Yeah, amssq47 had been used as a test server before, not receiving any traffic. Brandon reinstalled and put it back in production around that time, so that would explain it.
(In reply to Mark Bergsma from comment #13) > [ Situation around amssq47 ] Thanks for confirming. ------------------ Per host per hour packet loss numbers look good. (The only host that sticks out there a bit is cp3013--a mobile esams cache. But esams should not have seen changes from the ULSFO move, and that host is not super-stable around packetloss anyways. Nothing concerning, but it is on the border more often than not. As the total volume of messages looks sound, and other parts of this host's log do too, I am assuming it's a coincidence) Per host per hour total traffic numbers look wrong.

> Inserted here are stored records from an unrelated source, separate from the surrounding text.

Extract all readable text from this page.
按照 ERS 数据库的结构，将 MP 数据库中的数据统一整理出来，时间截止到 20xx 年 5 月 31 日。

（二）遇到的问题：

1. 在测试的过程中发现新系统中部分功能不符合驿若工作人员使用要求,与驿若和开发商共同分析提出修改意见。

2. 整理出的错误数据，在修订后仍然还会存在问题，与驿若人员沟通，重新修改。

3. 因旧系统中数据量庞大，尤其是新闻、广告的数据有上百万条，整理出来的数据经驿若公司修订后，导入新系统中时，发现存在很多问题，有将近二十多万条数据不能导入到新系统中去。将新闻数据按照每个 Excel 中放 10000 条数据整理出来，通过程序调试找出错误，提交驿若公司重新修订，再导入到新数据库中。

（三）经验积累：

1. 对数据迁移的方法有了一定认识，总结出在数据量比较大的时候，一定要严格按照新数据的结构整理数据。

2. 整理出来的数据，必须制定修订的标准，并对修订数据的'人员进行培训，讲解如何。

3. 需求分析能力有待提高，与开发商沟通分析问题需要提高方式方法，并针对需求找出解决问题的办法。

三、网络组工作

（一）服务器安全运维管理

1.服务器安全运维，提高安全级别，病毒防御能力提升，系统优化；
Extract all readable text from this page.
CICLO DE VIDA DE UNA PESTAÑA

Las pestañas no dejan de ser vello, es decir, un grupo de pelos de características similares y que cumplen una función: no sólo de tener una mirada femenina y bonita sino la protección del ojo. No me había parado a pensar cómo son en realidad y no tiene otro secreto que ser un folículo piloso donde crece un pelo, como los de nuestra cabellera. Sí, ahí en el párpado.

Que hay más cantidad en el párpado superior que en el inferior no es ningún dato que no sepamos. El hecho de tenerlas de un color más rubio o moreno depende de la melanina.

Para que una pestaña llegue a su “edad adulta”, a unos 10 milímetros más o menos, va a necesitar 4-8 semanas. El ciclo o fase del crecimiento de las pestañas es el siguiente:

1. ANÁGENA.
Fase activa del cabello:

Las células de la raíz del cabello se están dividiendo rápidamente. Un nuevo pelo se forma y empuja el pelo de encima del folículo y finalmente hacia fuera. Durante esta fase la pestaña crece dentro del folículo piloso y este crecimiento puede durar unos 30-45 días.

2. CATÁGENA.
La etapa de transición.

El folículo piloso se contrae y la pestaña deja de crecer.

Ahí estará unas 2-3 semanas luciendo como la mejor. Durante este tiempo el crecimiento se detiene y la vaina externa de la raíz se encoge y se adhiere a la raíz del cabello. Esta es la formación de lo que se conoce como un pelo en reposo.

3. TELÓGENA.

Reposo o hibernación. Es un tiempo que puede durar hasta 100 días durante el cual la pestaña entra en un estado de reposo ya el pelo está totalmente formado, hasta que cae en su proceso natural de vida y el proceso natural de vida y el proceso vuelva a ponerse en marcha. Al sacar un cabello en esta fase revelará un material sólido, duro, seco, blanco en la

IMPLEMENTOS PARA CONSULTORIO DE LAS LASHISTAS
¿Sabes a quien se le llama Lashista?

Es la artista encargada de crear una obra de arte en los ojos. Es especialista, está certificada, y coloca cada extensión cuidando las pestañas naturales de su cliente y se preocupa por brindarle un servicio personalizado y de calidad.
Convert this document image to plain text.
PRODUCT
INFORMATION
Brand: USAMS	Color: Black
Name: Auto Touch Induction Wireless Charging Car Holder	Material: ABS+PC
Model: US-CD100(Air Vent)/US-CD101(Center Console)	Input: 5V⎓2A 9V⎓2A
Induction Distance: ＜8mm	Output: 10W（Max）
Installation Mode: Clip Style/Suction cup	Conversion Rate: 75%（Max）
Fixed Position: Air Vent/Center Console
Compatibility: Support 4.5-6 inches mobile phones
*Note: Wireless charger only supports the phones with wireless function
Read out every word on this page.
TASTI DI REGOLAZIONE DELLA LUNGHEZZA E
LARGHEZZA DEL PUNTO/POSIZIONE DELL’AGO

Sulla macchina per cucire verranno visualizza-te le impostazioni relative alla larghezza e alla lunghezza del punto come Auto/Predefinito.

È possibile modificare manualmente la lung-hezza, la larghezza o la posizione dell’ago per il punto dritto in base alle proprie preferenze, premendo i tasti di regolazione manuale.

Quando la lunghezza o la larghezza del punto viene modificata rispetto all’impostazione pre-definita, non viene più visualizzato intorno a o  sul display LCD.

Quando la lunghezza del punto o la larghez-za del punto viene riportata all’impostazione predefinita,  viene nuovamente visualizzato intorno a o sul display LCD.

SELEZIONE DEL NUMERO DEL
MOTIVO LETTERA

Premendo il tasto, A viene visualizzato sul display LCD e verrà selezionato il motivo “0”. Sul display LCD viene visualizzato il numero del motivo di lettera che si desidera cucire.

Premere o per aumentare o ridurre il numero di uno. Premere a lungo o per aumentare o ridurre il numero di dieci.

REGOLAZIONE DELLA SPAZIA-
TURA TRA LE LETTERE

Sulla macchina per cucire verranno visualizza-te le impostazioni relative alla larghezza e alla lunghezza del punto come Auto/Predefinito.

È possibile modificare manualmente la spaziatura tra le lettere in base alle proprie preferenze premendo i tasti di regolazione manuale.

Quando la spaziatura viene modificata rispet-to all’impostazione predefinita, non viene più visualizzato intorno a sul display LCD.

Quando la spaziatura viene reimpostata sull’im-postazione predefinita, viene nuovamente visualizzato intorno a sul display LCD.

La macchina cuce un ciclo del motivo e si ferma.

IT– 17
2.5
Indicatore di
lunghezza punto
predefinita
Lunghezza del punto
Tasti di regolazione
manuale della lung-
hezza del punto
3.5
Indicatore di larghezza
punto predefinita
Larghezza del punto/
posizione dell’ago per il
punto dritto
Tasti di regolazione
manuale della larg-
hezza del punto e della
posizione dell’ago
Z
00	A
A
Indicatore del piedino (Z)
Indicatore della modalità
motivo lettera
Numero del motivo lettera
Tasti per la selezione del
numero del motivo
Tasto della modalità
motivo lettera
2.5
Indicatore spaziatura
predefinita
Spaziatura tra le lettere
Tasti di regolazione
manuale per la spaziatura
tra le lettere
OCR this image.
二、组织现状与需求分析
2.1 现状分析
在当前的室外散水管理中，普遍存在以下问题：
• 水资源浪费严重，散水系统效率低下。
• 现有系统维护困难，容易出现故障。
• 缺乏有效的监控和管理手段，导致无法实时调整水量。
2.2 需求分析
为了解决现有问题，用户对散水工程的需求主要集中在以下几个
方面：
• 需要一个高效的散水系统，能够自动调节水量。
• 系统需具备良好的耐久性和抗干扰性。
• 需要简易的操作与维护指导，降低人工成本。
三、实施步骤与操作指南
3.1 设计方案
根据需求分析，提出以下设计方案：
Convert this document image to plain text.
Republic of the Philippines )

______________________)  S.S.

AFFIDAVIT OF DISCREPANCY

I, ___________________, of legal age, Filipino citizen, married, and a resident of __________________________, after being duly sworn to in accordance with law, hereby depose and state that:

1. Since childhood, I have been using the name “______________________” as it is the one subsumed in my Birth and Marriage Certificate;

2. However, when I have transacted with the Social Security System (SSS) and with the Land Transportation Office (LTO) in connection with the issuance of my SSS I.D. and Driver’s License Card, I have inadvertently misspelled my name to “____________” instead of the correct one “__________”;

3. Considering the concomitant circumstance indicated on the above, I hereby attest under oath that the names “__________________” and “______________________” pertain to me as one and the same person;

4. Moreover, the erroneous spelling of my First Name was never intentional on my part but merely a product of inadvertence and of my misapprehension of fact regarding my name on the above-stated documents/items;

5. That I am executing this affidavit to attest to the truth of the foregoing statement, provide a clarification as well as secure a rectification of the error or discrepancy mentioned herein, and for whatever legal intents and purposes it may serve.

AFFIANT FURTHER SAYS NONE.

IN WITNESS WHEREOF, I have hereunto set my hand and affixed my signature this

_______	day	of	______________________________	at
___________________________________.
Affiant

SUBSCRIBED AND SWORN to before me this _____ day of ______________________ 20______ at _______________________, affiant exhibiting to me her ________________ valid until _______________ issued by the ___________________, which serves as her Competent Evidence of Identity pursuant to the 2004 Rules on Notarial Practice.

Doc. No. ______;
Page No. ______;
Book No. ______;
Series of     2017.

But during the ULSFO floor move, a semi-final for the 2014 FIFA World Cup took place (Yay, coincidence!) This caused a traffic spike during the ULSFO move which makes numbers look really skew. However, when limiting to various slices of non-soccer traffic, no spike is visible. For each individual non-soccer slice, data looks good. Per host per hour urls look good. Per host per hour per status code numbers look good. Per host per hour referers look good. From my point of view, log data is overall good.